Poco después de la caída del Muro de Berlín, Günter Grass comentó que no le hacía ninguna gracia la idea de la reunificación alemana porque donde otros veían dos gemelos separados por la Historia, él veía la semilla del IV Reich. Ya se había encargado de advertirlo en unos cuantos libros, desde El tambor de hojalata hasta Años de perro, donde, entre otras cosas, señaló que el aroma específico del nacionalsocialismo era un tufo muy peculiar a salchichas baratas, chucrut y cerveza caliente, la fritanga y el bullicio de esas cervecerías de Munich donde se juntaban de parranda los banqueros, los comerciantes antisemitas y los cachorros pardos de las SA.

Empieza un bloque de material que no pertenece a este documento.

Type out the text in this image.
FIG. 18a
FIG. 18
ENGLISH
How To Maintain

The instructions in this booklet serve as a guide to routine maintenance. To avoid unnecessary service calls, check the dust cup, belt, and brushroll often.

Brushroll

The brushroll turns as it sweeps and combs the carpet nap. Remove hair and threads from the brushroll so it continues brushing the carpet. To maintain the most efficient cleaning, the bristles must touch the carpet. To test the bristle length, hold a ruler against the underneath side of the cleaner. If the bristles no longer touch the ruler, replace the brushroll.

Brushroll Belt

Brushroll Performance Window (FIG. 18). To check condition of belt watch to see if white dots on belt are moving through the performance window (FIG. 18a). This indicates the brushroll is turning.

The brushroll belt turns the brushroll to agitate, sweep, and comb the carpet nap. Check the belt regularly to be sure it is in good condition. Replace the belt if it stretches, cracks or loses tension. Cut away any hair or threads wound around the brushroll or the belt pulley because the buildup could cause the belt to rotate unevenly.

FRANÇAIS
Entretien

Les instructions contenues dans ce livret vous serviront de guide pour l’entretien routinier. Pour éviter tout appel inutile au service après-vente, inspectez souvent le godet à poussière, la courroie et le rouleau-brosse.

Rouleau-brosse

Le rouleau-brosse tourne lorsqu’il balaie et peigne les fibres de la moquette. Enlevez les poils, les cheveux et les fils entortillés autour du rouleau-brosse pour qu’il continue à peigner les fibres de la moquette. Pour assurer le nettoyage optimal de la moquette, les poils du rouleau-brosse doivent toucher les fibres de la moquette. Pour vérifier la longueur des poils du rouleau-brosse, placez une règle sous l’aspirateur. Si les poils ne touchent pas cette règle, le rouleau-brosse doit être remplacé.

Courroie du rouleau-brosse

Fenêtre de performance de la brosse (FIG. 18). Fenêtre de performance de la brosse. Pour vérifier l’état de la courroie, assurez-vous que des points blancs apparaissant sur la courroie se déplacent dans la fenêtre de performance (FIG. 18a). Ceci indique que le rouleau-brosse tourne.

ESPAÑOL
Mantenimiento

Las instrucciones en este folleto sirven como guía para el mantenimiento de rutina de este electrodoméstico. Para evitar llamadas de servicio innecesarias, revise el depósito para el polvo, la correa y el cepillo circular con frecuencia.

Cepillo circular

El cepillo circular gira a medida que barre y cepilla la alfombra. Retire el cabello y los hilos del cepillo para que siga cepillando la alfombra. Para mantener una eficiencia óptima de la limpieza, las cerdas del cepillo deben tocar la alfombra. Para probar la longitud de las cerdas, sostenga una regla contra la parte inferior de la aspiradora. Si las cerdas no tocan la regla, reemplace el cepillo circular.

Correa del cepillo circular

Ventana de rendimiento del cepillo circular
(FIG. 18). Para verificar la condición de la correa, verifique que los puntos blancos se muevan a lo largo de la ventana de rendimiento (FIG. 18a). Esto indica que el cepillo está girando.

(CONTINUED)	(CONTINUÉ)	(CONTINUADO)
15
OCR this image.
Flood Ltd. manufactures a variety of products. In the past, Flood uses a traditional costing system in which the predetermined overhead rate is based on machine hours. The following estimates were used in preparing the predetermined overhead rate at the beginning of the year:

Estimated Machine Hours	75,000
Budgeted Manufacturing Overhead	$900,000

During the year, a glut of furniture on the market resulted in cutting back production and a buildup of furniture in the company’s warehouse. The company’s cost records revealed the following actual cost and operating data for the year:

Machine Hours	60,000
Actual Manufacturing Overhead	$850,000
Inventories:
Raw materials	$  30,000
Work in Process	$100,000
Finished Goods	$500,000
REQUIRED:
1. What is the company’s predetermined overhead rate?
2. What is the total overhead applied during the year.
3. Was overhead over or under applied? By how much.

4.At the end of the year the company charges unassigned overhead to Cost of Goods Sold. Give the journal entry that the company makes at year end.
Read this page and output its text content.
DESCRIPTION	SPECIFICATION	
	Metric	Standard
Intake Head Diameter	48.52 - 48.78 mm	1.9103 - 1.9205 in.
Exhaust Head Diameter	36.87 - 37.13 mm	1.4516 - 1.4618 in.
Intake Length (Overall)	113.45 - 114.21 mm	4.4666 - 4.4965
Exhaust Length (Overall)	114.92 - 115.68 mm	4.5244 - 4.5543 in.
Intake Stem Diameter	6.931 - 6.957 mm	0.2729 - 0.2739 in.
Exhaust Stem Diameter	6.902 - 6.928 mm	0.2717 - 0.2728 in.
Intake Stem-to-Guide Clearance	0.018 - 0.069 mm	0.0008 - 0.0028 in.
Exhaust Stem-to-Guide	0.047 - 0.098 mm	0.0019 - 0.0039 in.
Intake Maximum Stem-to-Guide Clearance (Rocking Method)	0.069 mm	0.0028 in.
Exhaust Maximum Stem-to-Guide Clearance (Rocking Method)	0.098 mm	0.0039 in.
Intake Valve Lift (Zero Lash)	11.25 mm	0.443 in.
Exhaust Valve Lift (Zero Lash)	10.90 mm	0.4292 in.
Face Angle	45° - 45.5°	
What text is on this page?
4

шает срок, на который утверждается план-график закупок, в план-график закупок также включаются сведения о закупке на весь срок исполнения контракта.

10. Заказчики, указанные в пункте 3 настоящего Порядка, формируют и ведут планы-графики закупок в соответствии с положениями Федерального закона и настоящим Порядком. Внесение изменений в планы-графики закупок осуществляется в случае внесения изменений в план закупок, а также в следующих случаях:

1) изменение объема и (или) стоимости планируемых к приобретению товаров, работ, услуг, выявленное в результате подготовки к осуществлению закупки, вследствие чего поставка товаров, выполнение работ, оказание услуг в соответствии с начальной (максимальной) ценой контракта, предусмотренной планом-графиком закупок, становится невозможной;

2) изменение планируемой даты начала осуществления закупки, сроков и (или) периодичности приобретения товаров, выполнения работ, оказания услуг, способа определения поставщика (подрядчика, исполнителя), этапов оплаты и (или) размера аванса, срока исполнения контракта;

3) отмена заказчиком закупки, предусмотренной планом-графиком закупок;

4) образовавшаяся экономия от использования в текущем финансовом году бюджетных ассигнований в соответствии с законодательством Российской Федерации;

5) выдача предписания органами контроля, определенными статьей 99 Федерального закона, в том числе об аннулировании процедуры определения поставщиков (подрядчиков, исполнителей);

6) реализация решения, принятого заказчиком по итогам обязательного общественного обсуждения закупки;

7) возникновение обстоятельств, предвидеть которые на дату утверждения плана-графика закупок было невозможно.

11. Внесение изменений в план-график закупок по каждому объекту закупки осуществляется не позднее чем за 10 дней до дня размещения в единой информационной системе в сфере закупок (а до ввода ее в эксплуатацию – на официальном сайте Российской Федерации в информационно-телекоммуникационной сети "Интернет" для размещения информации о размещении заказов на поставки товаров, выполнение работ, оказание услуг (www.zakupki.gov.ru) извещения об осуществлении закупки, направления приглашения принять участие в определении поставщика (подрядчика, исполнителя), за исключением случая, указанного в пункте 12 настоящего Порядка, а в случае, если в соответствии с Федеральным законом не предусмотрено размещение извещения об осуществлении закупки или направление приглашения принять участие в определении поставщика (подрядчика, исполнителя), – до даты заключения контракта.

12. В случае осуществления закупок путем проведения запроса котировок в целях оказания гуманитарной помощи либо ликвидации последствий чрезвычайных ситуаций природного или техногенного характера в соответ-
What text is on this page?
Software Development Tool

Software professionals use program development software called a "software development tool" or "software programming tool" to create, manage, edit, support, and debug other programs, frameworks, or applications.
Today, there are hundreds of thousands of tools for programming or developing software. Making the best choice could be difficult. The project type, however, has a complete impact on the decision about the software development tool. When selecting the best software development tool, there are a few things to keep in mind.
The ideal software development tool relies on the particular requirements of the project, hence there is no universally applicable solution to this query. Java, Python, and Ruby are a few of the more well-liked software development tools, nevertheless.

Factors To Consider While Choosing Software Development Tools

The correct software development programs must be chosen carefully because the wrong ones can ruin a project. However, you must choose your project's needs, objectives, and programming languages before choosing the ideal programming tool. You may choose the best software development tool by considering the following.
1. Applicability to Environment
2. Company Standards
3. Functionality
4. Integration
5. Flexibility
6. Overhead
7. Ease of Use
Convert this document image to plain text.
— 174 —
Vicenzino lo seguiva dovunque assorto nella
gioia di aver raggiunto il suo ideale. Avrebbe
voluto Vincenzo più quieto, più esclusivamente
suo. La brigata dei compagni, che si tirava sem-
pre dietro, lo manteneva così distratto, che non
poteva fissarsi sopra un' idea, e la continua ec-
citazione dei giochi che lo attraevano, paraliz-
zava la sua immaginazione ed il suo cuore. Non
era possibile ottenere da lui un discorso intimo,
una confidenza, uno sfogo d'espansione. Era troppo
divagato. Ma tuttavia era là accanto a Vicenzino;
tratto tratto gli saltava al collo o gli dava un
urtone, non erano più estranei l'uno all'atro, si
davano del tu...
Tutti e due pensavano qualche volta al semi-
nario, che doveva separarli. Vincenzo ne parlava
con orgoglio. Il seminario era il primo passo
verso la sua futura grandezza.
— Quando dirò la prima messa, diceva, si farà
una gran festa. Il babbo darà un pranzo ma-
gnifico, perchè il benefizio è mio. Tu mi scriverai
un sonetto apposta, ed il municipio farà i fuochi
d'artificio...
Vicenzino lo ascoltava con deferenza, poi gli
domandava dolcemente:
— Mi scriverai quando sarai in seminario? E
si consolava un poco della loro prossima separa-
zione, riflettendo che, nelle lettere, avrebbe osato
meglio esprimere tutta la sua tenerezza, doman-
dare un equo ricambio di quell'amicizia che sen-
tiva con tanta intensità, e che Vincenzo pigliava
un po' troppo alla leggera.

El IV Reich no se parece al III Reich en nada, salvo en el Reich, esa obsesión imperial por dominar Europa instalada en los genes germánicos desde los tiempos de Federico el Grande. Merkel y Hitler tampoco se parecen en nada, salvo quizá en su apabullante éxito en las urnas y en el bigote, algo más pronunciado en el caso de la cancilleresa. Hitler era un pintor fracasado que intentó triunfar en la bohemia pero el único impulso artístico imaginable en la señora Merkel es el de valkyria cabreada llevando a hombros a los héroes muertos. En lugar de humanizarse como su colega Bruhnilde (a quien Wotan castigó por desobediente encerrándola en un círculo de fuego mágico hasta que conociera el amor), Merkel atentó contra su mentor político Helmut Kohl para hacerse con el control del Valhalla.
Desde entonces, lleva las riendas del continente a las órdenes del Bundesbank al estilo de un ama de casa ahorrativa y feroz, con una economía de monedero y una política de mesa camilla. Para ella Europa es una comunidad de vecinos donde los países mediterráneos, ese hatajo de vagos, ocupan el sótano, descuidando el jardín y chismorreando como porteras, mientras que los ricos burgueses e industriales del norte disfrutan de las vistas en el ático. Merkel no contempla el genocidio, pero no tanto porque esté feo sino ante todo porque no resulta práctico. El Holocausto no salió precisamente barato y exterminar a seis millones de personas es, aparte de un crimen, un disparate y un derroche. Para qué matar a las razas inferiores si se puede reinstaurar la esclavitud gratis.
Como Margaret Thatcher, como Indira Gandhi, como Golda Meir, Angela Merkel es la constatación de que las mujeres no sólo pueden igualar a los hombres en cualquier terreno, sino superarlos ampliamente en astucia y mala leche a poco que se lo propongan. Al lado de su ahijada Merkel, que le dio el descabello en una página del Frankfurter Allgemeine Zeitung, Helmut Kohl resulta un alfeñique, un blandengue, un mierdecilla, sí, también en términos políticos. Nos esperan cuatro años más de disciplina estricta, reglazos en las palmas de las manos, hacer los deberes con el culo caliente y a la cama sin postre.